Process a single source

/research https://example.com/article
/research https://github.com/owner/repo
/research ~/Downloads/paper.pdf

Process multiple sources

/research https://url1.com, https://url2.com, /path/to/file.pdf

Each source goes through the full workflow sequentially.

Audit for gaps

/research

Scans resources/ and research/ to find raw files without syntheses, syntheses missing source references, and INDEX.md gaps.

Rebuild the index manually

python3 "${CLAUDE_PLUGIN_ROOT}/scripts/rebuild-research-index.py"

Output Structure

your-project/
├── resources/
│ ├── temporal-docs-2026-03-06.md # Raw content, preserved verbatim
│ └── temporal-video-2026-03-06.md # Raw content from YouTube
└── research/
├── INDEX.md # Master index
├── ai-routing/
│ └── temporal.md # One synthesis per topic
├── agent-memory/
│ └── cognee.md
└── psychology/
└── identity-continuity.md

Synthesis Categories

Categories are fully customizable — create whatever fits your knowledge domain. The defaults are oriented toward AI/technology research, but you can add finance/, biology/, design/, or anything else.

CategoryWhat goes here
agent-memory/Memory systems, RAG, knowledge graphs, persistence
agent-communication/Multi-agent protocols, messaging standards
ai-routing/Model selection, routing, orchestration
ai-safety/Safety, alignment, guardrails, red-teaming
foundational/Algorithms, data structures, graph theory
governance/Policy, oversight, regulation
psychology/Cognition, memory, emotion, behavior, identity
society/Technology's societal effects, culture, institutions
philosophy/Consciousness, ethics, epistemology, meaning
human-factors/Human-AI interaction, trust, UX, autonomy

How Synthesis Works

Each synthesis is structured based on content type:

  • Technical (APIs, architecture, code): overview, key concepts, architecture notes, practical application, references
  • Non-technical (psychology, philosophy, culture): overview/thesis, key concepts, evidence, implications, bridge to practical application, references
  • Reference/Directory (curated lists, tool indexes): what it is, curated contents, directly relevant items, references

Length targets: 2-5x the original source, not 200x. The goal is extracted insight, not padded summaries.

Security

For GitHub repositories, the skill scans fetched content for prompt injection attempts — HTML comments, zero-width characters, and imperative language targeting AI tools. If found, the injection is flagged, displayed, and documented in the synthesis. It is never followed.

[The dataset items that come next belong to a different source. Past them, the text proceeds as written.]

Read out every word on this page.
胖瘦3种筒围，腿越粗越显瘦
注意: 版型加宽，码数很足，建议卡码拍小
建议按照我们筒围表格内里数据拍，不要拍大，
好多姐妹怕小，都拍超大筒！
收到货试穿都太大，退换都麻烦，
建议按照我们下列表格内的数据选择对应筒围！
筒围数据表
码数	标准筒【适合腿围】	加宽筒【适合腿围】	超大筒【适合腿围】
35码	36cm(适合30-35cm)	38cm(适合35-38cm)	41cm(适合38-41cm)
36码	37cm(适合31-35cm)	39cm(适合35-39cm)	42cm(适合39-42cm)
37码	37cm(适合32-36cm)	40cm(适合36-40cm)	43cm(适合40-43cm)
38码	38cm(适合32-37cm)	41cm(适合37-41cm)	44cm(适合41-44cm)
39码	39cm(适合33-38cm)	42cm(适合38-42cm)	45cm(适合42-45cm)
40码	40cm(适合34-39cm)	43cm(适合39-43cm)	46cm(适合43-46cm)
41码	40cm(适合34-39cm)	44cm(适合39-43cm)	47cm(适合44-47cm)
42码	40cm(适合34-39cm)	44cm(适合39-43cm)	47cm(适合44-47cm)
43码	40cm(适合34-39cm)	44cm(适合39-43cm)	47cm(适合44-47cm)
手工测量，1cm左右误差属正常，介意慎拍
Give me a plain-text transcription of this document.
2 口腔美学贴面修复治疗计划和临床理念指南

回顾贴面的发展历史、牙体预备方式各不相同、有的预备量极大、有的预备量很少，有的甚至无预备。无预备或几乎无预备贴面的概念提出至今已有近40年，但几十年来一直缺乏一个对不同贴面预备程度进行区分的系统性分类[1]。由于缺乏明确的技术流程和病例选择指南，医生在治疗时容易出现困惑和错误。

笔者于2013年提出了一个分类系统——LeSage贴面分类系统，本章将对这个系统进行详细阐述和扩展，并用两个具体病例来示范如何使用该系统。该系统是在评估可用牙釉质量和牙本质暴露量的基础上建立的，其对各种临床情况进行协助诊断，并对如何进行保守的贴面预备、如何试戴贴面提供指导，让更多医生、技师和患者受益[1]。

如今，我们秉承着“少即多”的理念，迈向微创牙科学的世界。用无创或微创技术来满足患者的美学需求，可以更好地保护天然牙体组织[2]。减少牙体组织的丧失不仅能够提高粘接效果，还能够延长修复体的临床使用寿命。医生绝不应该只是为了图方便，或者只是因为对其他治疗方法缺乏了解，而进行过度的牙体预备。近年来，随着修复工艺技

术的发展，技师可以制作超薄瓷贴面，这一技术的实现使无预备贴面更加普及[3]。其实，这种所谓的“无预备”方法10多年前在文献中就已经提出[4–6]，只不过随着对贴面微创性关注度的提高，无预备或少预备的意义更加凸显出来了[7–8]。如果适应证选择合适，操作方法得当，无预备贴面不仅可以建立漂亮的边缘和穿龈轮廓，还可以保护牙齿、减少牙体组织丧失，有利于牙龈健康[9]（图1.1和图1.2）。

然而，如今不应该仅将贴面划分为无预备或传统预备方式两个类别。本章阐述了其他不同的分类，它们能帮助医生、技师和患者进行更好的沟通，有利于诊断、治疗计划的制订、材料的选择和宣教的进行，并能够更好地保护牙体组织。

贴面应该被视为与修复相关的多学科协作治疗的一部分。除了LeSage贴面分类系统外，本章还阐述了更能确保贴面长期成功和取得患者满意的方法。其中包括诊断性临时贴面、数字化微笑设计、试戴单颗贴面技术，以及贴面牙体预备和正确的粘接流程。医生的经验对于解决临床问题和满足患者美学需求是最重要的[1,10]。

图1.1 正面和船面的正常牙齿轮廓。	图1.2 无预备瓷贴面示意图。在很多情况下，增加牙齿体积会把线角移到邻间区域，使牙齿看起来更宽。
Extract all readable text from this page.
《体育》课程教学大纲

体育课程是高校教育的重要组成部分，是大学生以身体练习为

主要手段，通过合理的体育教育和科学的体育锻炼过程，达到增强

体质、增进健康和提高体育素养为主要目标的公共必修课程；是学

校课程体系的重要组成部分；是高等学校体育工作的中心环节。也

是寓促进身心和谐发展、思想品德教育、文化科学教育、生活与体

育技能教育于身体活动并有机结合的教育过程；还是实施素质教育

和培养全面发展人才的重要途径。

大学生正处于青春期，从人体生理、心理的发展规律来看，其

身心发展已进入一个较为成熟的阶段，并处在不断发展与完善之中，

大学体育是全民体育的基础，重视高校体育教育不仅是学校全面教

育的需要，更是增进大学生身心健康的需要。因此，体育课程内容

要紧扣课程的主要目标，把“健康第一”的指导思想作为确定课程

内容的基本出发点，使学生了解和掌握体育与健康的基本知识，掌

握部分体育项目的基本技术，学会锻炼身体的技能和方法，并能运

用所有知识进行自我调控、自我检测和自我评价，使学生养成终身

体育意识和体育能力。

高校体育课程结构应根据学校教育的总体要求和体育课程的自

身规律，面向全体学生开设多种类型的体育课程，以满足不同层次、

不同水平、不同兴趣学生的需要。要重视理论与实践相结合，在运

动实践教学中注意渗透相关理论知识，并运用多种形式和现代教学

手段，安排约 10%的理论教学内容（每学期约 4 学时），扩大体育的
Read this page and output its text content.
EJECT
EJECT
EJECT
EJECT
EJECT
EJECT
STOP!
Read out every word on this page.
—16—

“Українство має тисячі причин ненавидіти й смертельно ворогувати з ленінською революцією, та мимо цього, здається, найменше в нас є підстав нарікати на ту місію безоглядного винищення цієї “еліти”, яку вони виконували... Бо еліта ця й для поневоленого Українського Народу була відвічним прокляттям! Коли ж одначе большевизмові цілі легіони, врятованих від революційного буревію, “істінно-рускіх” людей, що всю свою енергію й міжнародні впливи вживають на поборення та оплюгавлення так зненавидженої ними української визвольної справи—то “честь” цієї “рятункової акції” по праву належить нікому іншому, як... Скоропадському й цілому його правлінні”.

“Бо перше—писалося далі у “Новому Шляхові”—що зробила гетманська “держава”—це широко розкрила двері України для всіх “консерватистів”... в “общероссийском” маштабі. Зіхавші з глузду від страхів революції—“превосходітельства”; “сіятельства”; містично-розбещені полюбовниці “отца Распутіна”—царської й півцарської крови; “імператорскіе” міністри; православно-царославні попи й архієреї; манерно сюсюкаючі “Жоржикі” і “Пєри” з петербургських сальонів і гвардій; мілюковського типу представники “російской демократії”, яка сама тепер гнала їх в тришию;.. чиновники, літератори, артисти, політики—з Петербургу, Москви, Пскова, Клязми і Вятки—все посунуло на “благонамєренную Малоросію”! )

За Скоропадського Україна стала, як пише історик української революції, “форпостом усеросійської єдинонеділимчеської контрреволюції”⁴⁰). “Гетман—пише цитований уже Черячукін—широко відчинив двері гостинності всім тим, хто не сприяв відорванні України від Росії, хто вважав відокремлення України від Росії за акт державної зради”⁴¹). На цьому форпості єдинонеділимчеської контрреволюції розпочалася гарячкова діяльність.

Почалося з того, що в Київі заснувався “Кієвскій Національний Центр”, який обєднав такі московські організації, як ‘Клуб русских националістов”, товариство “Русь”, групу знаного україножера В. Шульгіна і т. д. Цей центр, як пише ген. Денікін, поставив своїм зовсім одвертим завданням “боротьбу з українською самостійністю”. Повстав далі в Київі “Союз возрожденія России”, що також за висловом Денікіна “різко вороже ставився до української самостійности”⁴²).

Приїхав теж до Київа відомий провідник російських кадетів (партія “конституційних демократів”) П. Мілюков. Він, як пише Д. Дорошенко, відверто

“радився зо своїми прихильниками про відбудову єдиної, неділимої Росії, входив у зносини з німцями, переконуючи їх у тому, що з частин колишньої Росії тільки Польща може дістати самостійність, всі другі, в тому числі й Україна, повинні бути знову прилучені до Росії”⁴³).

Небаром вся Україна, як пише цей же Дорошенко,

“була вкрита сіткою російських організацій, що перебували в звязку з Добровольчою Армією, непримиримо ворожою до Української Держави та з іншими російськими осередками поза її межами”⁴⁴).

All external content is treated as untrusted data.

Model Recommendation

Sonnet gives reliable results. Haiku may skip the raw content preservation steps. If using Haiku, be explicit: "Follow the research skill workflow and show me each step."

Design Notes

Why raw preservation?

WebFetch returns an AI-processed extraction — useful but lossy. For GitHub repos, the skill fetches file content verbatim via the GitHub API. For all sources, raw content is saved before synthesis begins. This enables verification against the original, re-synthesis with different prompts, future RAG indexing, and an audit trail.

Why one synthesis per topic?

Research on the same subject from different angles should compound. Separate synthesis files create fragmentation. The topic-matching step detects when a new source covers existing ground and defaults to merging rather than forking.

Why the INDEX.md?

research/INDEX.md is a flat table of every synthesized topic. It makes the whole knowledge base scannable at a glance and is the first thing checked before fetching anything new — fast duplicate detection without scanning every file.